Wednesday, August 1, 2012: 1:36 PM
Faculty of Economics, TBA
Oral Presentation
The intellectual property regime in the US complicates education reform, hindering policy’s ability to establish alternative systems that provide more affordable education while expanding global access to knowledge. The strong IP system, through inflexible “fair use” practices and stringent publishing/licensing rights for education-related content, locks the US into an inadequate institutional model that dates back to the industrial revolution. More specifically, the current IP regime (1) deprives low-income individuals (particularly global partners in LDCs) from accessing and fairly using content for instructive purposes; and (2) obstructs more active collaboration among the academic community while depriving scholars with resources and technologies that may be used to extend the frontier of knowledge.

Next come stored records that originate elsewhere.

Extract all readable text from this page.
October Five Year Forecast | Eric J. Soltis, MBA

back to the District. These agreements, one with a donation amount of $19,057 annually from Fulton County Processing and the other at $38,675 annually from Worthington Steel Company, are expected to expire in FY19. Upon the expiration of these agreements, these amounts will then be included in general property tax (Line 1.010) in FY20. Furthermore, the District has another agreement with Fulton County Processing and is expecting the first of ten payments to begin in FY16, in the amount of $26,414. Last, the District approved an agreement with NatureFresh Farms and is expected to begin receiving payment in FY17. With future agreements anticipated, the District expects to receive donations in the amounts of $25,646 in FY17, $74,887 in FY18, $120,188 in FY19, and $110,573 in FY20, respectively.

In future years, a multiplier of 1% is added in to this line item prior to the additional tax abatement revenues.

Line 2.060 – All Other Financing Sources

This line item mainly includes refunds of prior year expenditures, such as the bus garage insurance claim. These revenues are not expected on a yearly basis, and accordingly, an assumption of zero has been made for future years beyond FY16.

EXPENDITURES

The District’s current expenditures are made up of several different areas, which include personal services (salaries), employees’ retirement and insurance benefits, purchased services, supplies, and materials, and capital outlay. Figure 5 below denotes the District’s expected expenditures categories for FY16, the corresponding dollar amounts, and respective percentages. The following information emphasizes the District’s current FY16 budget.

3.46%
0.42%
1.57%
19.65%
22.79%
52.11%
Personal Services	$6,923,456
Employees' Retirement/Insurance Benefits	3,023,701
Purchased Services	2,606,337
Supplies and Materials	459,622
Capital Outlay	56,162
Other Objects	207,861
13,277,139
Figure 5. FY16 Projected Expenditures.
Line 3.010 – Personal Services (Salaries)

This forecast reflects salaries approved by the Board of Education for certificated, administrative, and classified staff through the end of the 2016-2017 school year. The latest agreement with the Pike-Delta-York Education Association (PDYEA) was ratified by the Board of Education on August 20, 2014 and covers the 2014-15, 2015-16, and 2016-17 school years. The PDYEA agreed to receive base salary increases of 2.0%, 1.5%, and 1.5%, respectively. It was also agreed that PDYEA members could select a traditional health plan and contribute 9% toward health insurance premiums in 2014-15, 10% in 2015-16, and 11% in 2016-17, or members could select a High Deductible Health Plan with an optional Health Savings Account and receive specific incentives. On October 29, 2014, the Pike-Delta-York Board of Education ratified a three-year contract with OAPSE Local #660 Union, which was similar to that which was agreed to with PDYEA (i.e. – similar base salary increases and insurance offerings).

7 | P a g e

Ergo, it is likely that the unwieldy IP system stifles innovation and human capital. Previous studies demonstrate how technology, open-sources, and “crowd-sourcing” can be utilized to provide higher-quality education that is more diverse, more affordable, more personalized, and more convenient. Evidence from earlier works that investigate open-source computer software and file sharing illustrate the efficacy of new, open-source social practices, specifically transforming production, sharing, and distribution of information. The organizational structure and innovativeness of these networks often outperform their industrial model equivalents. Concomitantly, the US has largely transformed into a knowledge-based economy. Although these jobs demand a creative, collaborative labor force, scholars contend that the proprietary system cripples creatively and collaboration. Together, these shifts compel policy makers to begin testing open-source systems in education on a larger-scale. Consequently, the author outlines an intermediate open-source model based off a more progressive institution: charter schools. This early model may serve as intermediate phase, allowing policy experts to collect more information about the strengths and weaknesses of collaborative-based learning systems; positive results will likely depend on the courts embracing a more generous judgment of fair use and the continuation of user-generated, academically-friendly licensing.